Morval didn’t wait for the rest of the count; he pulled the sliders on his phantom control display to flit the anti-matter bombs.
Our flitting technology can cut through any force shield; one moment the bombs were on our weapons deck, the next they were inside the enemy vessel.
And so the black-sailed ship spun madly in space, as if beset by fierce winds, as the bombs exploded inside its hull. The hull itself cracked, spewing air and bodies into space. And the sails collapsed, as their energy supply was compromised, and they dangled helplessly in vacuum.
Meanwhile, real-space missiles surged forth from Explorer and, ten minutes later, cut through the enemy’s force-shields with ease and detonated on its hull, shattering it further.
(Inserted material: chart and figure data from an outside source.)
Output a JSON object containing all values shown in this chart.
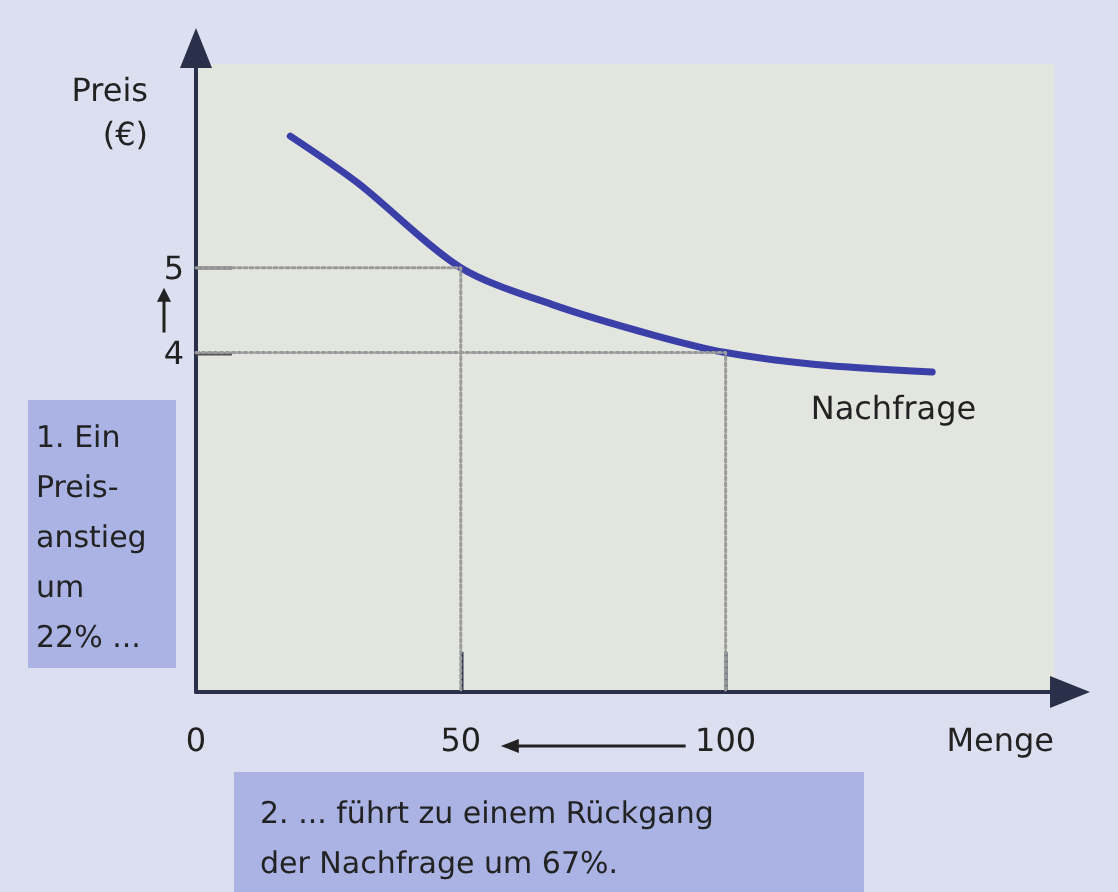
{
  "chart_data": {
    "type": "line",
    "xlabel": "Menge",
    "ylabel": "Preis\n(€)",
    "xlim": [
      0,
      162
    ],
    "ylim": [
      0,
      7.4
    ],
    "xticks": [
      0,
      50,
      100
    ],
    "yticks": [
      4,
      5
    ],
    "marker": "none",
    "line_style": "solid",
    "grid": false,
    "series": [
      {
        "name": "Nachfrage",
        "color": "#3b3fa8",
        "x": [
          17.8,
          30.5,
          50,
          68,
          86.7,
          100,
          117,
          139
        ],
        "values": [
          6.55,
          6.0,
          5,
          4.55,
          4.2,
          4,
          3.86,
          3.77
        ]
      },
      {
        "color": "#9a9a9a",
        "line_style": "dotted",
        "x": [
          0,
          50,
          50
        ],
        "values": [
          5,
          5,
          0
        ]
      },
      {
        "color": "#9a9a9a",
        "line_style": "dotted",
        "x": [
          0,
          100,
          100
        ],
        "values": [
          4,
          4,
          0
        ]
      }
    ],
    "annotations": [
      "1. Ein\nPreis-\nanstieg\num\n22% ...",
      "2. ... führt zu einem Rückgang\nder Nachfrage um 67%."
    ]
  }
}
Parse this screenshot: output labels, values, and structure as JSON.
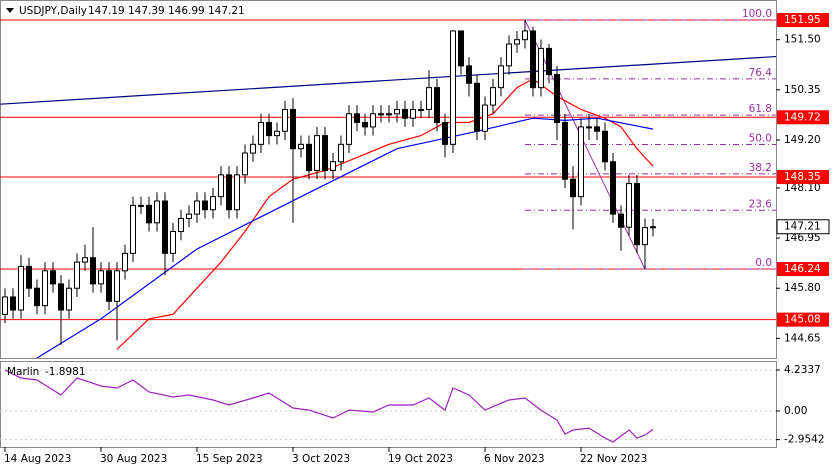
{
  "chart_data": [
    {
      "type": "candlestick",
      "symbol": "USDJPY,Daily",
      "categories": [
        "14 Aug 2023",
        null,
        null,
        null,
        null,
        null,
        null,
        null,
        null,
        null,
        null,
        null,
        "30 Aug 2023",
        null,
        null,
        null,
        null,
        null,
        null,
        null,
        null,
        null,
        null,
        null,
        "15 Sep 2023",
        null,
        null,
        null,
        null,
        null,
        null,
        null,
        null,
        null,
        null,
        null,
        "3 Oct 2023",
        null,
        null,
        null,
        null,
        null,
        null,
        null,
        null,
        null,
        null,
        null,
        "19 Oct 2023",
        null,
        null,
        null,
        null,
        null,
        null,
        null,
        null,
        null,
        null,
        null,
        "6 Nov 2023",
        null,
        null,
        null,
        null,
        null,
        null,
        null,
        null,
        null,
        null,
        null,
        "22 Nov 2023",
        null,
        null,
        null,
        null,
        null,
        null,
        null,
        null,
        null
      ],
      "open": [
        145.2,
        145.6,
        145.3,
        146.3,
        145.8,
        145.4,
        146.2,
        145.9,
        145.3,
        145.8,
        146.4,
        146.5,
        145.9,
        146.2,
        145.5,
        146.2,
        146.6,
        147.7,
        147.7,
        147.3,
        147.8,
        146.6,
        147.1,
        147.4,
        147.5,
        147.8,
        147.6,
        147.9,
        148.4,
        147.6,
        148.4,
        148.9,
        149.1,
        149.6,
        149.3,
        149.4,
        149.9,
        149.0,
        149.1,
        148.5,
        149.3,
        148.5,
        148.7,
        149.1,
        149.8,
        149.6,
        149.5,
        149.8,
        149.8,
        149.8,
        149.9,
        149.7,
        149.9,
        149.9,
        150.4,
        149.6,
        149.1,
        151.7,
        150.9,
        150.5,
        149.4,
        150.0,
        150.4,
        150.9,
        151.4,
        151.5,
        151.7,
        150.4,
        151.3,
        150.7,
        149.6,
        148.3,
        147.9,
        149.5,
        149.5,
        149.4,
        148.7,
        147.5,
        147.2,
        148.2,
        146.8,
        147.19
      ],
      "high": [
        145.8,
        145.8,
        146.56,
        146.5,
        146.0,
        146.4,
        146.4,
        146.1,
        146.0,
        146.6,
        146.8,
        147.2,
        146.4,
        146.4,
        146.4,
        146.8,
        147.9,
        147.9,
        147.9,
        148.0,
        148.0,
        147.3,
        147.6,
        147.7,
        148.0,
        148.0,
        148.1,
        148.6,
        148.6,
        148.6,
        149.1,
        149.3,
        149.8,
        149.8,
        149.6,
        150.1,
        150.16,
        149.3,
        149.3,
        149.5,
        149.5,
        148.9,
        149.3,
        150.0,
        150.0,
        149.8,
        150.0,
        150.0,
        150.0,
        150.1,
        150.1,
        150.1,
        150.1,
        150.8,
        150.6,
        149.8,
        151.72,
        151.7,
        151.1,
        150.7,
        150.2,
        150.6,
        151.1,
        151.6,
        151.7,
        151.95,
        151.8,
        151.5,
        151.4,
        150.9,
        149.8,
        148.6,
        149.7,
        149.8,
        149.7,
        149.6,
        148.9,
        147.7,
        148.4,
        148.4,
        147.4,
        147.39
      ],
      "low": [
        145.0,
        145.1,
        145.1,
        145.6,
        145.2,
        145.2,
        145.7,
        144.5,
        145.1,
        145.6,
        146.2,
        145.7,
        145.7,
        145.3,
        144.6,
        146.0,
        146.4,
        147.5,
        147.1,
        147.1,
        146.1,
        146.4,
        146.9,
        147.2,
        147.3,
        147.4,
        147.4,
        147.7,
        147.4,
        147.4,
        148.2,
        148.7,
        148.9,
        149.1,
        149.1,
        149.2,
        147.3,
        148.8,
        148.3,
        148.3,
        148.3,
        148.3,
        148.5,
        148.9,
        149.4,
        149.3,
        149.3,
        149.6,
        149.6,
        149.6,
        149.5,
        149.5,
        149.7,
        149.7,
        149.4,
        148.8,
        148.9,
        150.7,
        150.2,
        149.2,
        149.2,
        149.8,
        150.2,
        150.7,
        151.2,
        151.3,
        150.2,
        150.2,
        150.5,
        149.2,
        148.1,
        147.15,
        147.7,
        149.2,
        149.2,
        148.5,
        147.3,
        146.66,
        147.0,
        146.6,
        146.24,
        146.99
      ],
      "close": [
        145.6,
        145.3,
        146.3,
        145.8,
        145.4,
        146.2,
        145.9,
        145.3,
        145.8,
        146.4,
        146.5,
        145.9,
        146.2,
        145.5,
        146.2,
        146.6,
        147.7,
        147.7,
        147.3,
        147.8,
        146.6,
        147.1,
        147.4,
        147.5,
        147.8,
        147.6,
        147.9,
        148.4,
        147.6,
        148.4,
        148.9,
        149.1,
        149.6,
        149.3,
        149.4,
        149.9,
        149.0,
        149.1,
        148.5,
        149.3,
        148.5,
        148.7,
        149.1,
        149.8,
        149.6,
        149.5,
        149.8,
        149.8,
        149.8,
        149.9,
        149.7,
        149.9,
        149.9,
        150.4,
        149.6,
        149.1,
        151.7,
        150.9,
        150.5,
        149.4,
        150.0,
        150.4,
        150.9,
        151.4,
        151.5,
        151.7,
        150.4,
        151.3,
        150.7,
        149.6,
        148.3,
        147.9,
        149.5,
        149.5,
        149.4,
        148.7,
        147.5,
        147.2,
        148.2,
        146.8,
        147.19,
        147.21
      ],
      "up_color": "#ffffff",
      "down_color": "#000000",
      "ylim": [
        144.2,
        152.41
      ],
      "yticks": [
        {
          "value": 151.5,
          "label": "151.50"
        },
        150.35,
        {
          "value": 149.2,
          "label": "149.20"
        },
        {
          "value": 148.1,
          "label": "148.10"
        },
        146.95,
        {
          "value": 145.8,
          "label": "145.80"
        },
        144.65
      ],
      "series": [
        {
          "color": "#ff0000",
          "x": [
            14,
            18,
            21,
            24,
            27,
            30,
            33,
            36,
            40,
            44,
            48,
            52,
            55,
            58,
            61,
            64,
            66,
            69,
            72,
            75,
            77,
            79,
            81
          ],
          "values": [
            144.4,
            145.1,
            145.2,
            145.8,
            146.4,
            147.1,
            147.9,
            148.3,
            148.5,
            148.8,
            149.1,
            149.3,
            149.6,
            149.6,
            149.8,
            150.4,
            150.6,
            150.2,
            149.9,
            149.7,
            149.5,
            149.0,
            148.6
          ]
        },
        {
          "color": "#0000ff",
          "x": [
            4,
            12,
            24,
            37,
            49,
            59,
            66,
            70,
            74,
            81
          ],
          "values": [
            144.2,
            145.1,
            146.7,
            147.9,
            149.0,
            149.4,
            149.7,
            149.65,
            149.7,
            149.45
          ]
        },
        {
          "color": "#000080",
          "x": [
            -0.6,
            96.9
          ],
          "values": [
            150.02,
            151.12
          ]
        }
      ],
      "levels": [
        151.95,
        149.72,
        148.35,
        146.24,
        145.08
      ],
      "level_color": "#ff0000",
      "fibonacci": {
        "high": 151.95,
        "low": 146.24,
        "color": "#9b2fa0",
        "levels": [
          {
            "value": 100,
            "label": "100.0"
          },
          {
            "value": 76.4,
            "label": "76.4"
          },
          {
            "value": 61.8,
            "label": "61.8"
          },
          {
            "value": 50,
            "label": "50.0"
          },
          {
            "value": 38.2,
            "label": "38.2"
          },
          {
            "value": 23.6,
            "label": "23.6"
          },
          {
            "value": 0,
            "label": "0.0"
          }
        ]
      }
    },
    {
      "type": "line",
      "name": "Marlin",
      "color": "#a020c0",
      "x": [
        0,
        2,
        4,
        7,
        9,
        12,
        14,
        16,
        18,
        21,
        23,
        26,
        28,
        31,
        33,
        36,
        38,
        41,
        43,
        46,
        48,
        51,
        53,
        55,
        56,
        58,
        60,
        63,
        65,
        67,
        69,
        70,
        71,
        73,
        75,
        76,
        77,
        78,
        79,
        80,
        81
      ],
      "values": [
        4.23,
        3.41,
        3.2,
        1.65,
        3.41,
        2.58,
        2.38,
        3.2,
        1.96,
        1.45,
        1.65,
        1.14,
        0.62,
        1.34,
        1.86,
        0.31,
        0.1,
        -0.72,
        0.1,
        -0.1,
        0.62,
        0.62,
        1.34,
        0.1,
        2.38,
        1.65,
        0.1,
        1.14,
        1.34,
        0.1,
        -0.93,
        -2.38,
        -1.96,
        -1.76,
        -2.79,
        -3.2,
        -2.58,
        -1.96,
        -2.79,
        -2.48,
        -1.8981
      ],
      "ylim": [
        -3.51,
        4.96
      ],
      "yticks": [
        4.2337,
        {
          "value": 0,
          "label": "0.00"
        },
        -2.9542
      ]
    }
  ]
}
“It can’t be that easy,” I said.
“Watch,” said Albinia. She could see the ship as Explorer saw it, on our panoramic wall screen. And she knew, with a chilling certainty, that something strange was happening.
And then it happened. The shards of the enemy ship began to reform. The two parts of the hull rejoined; the sails refurled.
“Nice trick,” conceded Phylas.
“Quarantine cage?” I said.
“Activated,” said Morval.
Another missile exploded on our force shields. And another. The stay-still fields kept us safe, but the Hub was rocking wildly with each impact.
“Quarantine the bastards!!” I screamed.
And so the battle raged: the Death Ship continued to hurl missiles at us, and the missiles continued to splash hopelessly against our invincible shields. And meanwhile we cast a quarantine lattice through space to envelop the black-sailed monstrosity. Within moments the battle would be over.
Then our fields failed, and a missile crashed through our hull.
The impact on our ship was devastating: the hull cracked; air billowed out into space; our wireboards exploded, and the lights flickered wildly.
But in the Hub we saw none of that. The stay-stills kept us in place. The armoured doors protected us from all blast impacts. Our wireboards were shielded and discrete. And we could if necessary survive for centuries in this Hub even if the rest of the vessel were destroyed.